Now I draw on my experiences with Lennox. For instance, the fighters may do six rounds of boxing and then they give me six rounds. You might do kettlebell snatches, cleans, burpees, med-ball wall throws and slams, squats and presses – both with weights and with bodyweight only, for 30 seconds each. So everything is stressed, just like it is in a fight. This teaches your body to adapt. I don’t set numbers of repetitions – it sets limitations. If you’re trying to finish a fight you don’t say ‘I’m only going to throw 10 punches’. Every time you throw punches, you’re sprinting. So you have to train in this way to fight in this way. We’ll do 100-metre sprints, then some med-ball work, then more sprinting, then push-ups, and so on.

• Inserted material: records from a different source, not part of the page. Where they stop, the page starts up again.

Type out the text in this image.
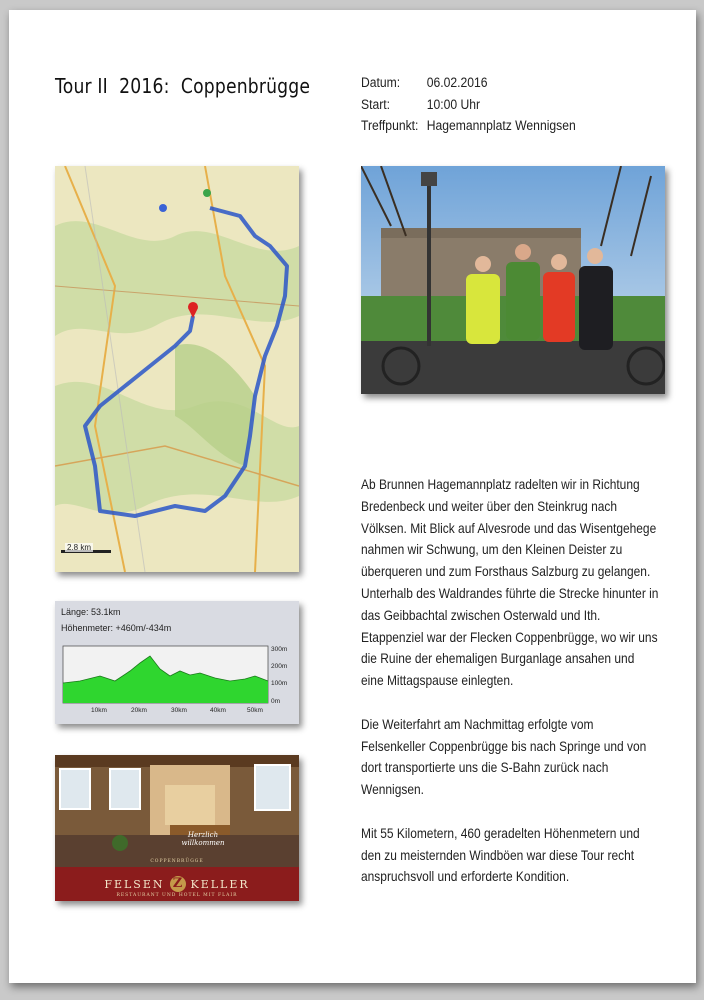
Tour II  2016:  Coppenbrügge	Datum:	06.02.2016
Start:	10:00 Uhr
Treffpunkt: Hagemannplatz Wennigsen
2.8 km
Länge: 53.1km
Höhenmeter: +460m/-434m
10km	20km	30km	40km	50km
300m
200m
100m
0m
Herzlich willkommen
COPPENBRÜGGE
FELSEN Z KELLER
RESTAURANT UND HOTEL MIT FLAIR

Ab Brunnen Hagemannplatz radelten wir in Richtung Bredenbeck und weiter über den Steinkrug nach Völksen. Mit Blick auf Alvesrode und das Wisentgehege nahmen wir Schwung, um den Kleinen Deister zu überqueren und zum Forsthaus Salzburg zu gelangen. Unterhalb des Waldrandes führte die Strecke hinunter in das Geibbachtal zwischen Osterwald und Ith. Etappenziel war der Flecken Coppenbrügge, wo wir uns die Ruine der ehemaligen Burganlage ansahen und eine Mittagspause einlegten.

Die Weiterfahrt am Nachmittag erfolgte vom Felsenkeller Coppenbrügge bis nach Springe und von dort transportierte uns die S-Bahn zurück nach Wennigsen.

Mit 55 Kilometern, 460 geradelten Höhenmetern und den zu meisternden Windböen war diese Tour recht anspruchsvoll und erforderte Kondition.
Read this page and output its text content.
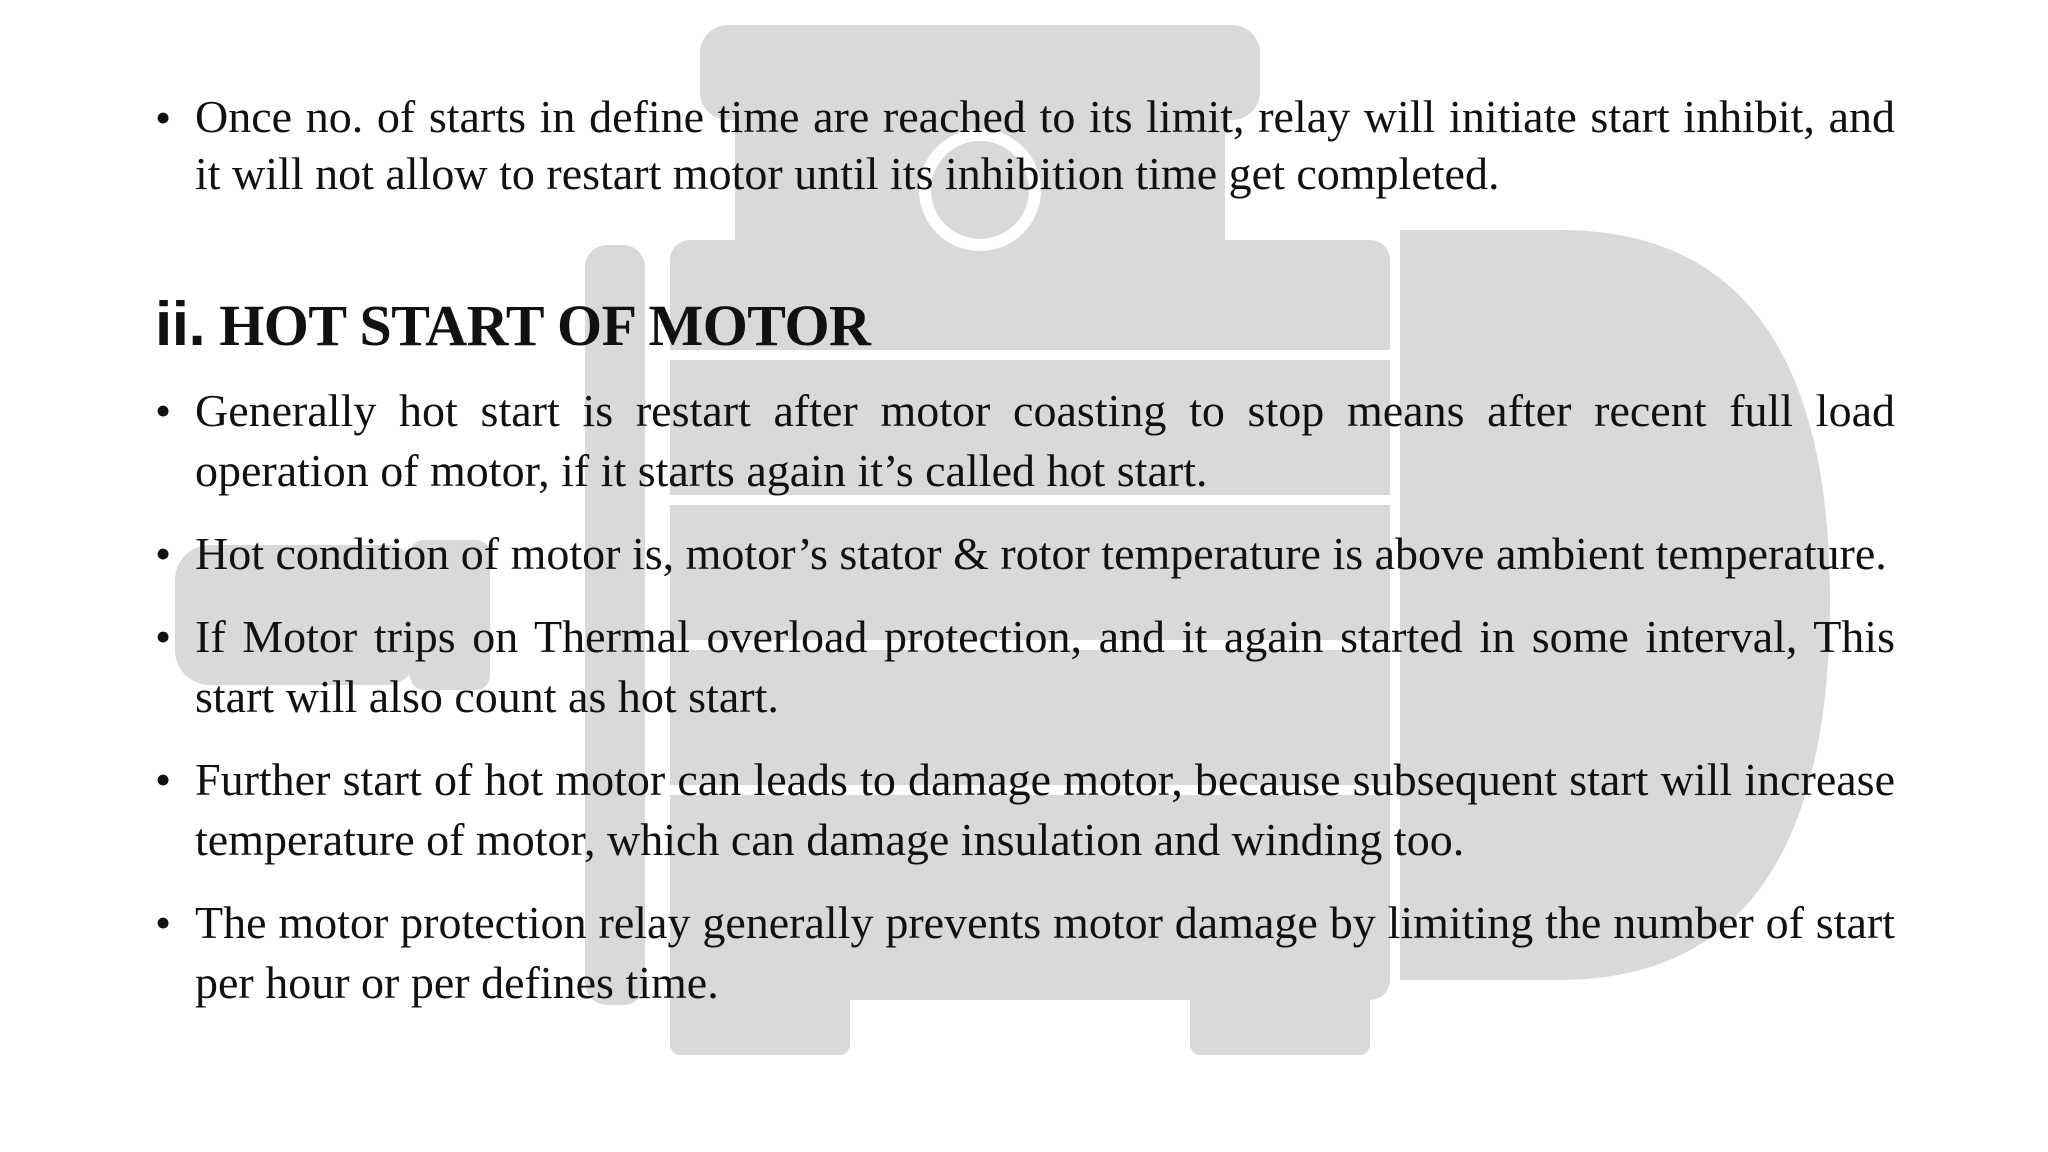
• Once no. of starts in define time are reached to its limit, relay will initiate start inhibit, and it will not allow to restart motor until its inhibition time get completed.
ii. HOT START OF MOTOR
• Generally hot start is restart after motor coasting to stop means after recent full load operation of motor, if it starts again it’s called hot start.
• Hot condition of motor is, motor’s stator & rotor temperature is above ambient temperature.
• If Motor trips on Thermal overload protection, and it again started in some interval, This start will also count as hot start.
• Further start of hot motor can leads to damage motor, because subsequent start will increase temperature of motor, which can damage insulation and winding too.
• The motor protection relay generally prevents motor damage by limiting the number of start per hour or per defines time.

A lot of credit for the more modern methods of training has to go to MMA. It brought the whole training and conditioning approach to the fore. You don’t often see other world-class athletes train, only perform. You see mixed martial artists flip tyres in training. But even now, you can’t always introduce a method like this to a boxer’s training without scepticism. ‘You can’t do that because you’re gonna hurt yourself!’ Well, you don’t go and flip the biggest tyre first – you start small and build up.

Maybe your readers are thinking, ‘Why’s this boxing conditioner talking about MMA?’ Well, as a sport I think it’s rubbish. It’s not pure. But as a conditioning coach, you have to look into new things and keep learning. Whether it’s tyre flipping, using bikes or trampolines, ropes for endurance, kettlebells, TRX work – whatever is being used in different sports training, I have a look and see what I can take. Look at the footwork of tennis players on the backhand and forehand side – your feet always have to be in the right position to play a shot. It’s the same when you throw a punch, so why not throw a med-ball from backhand and forehand positions?

Traditional boxers can get locked in to what they’re doing, like they’re in a fish bowl. But why just punch a bag and do roadwork? You can’t afford to be closed-minded in this game. Just like in boxing: you keep on going or you’re dead.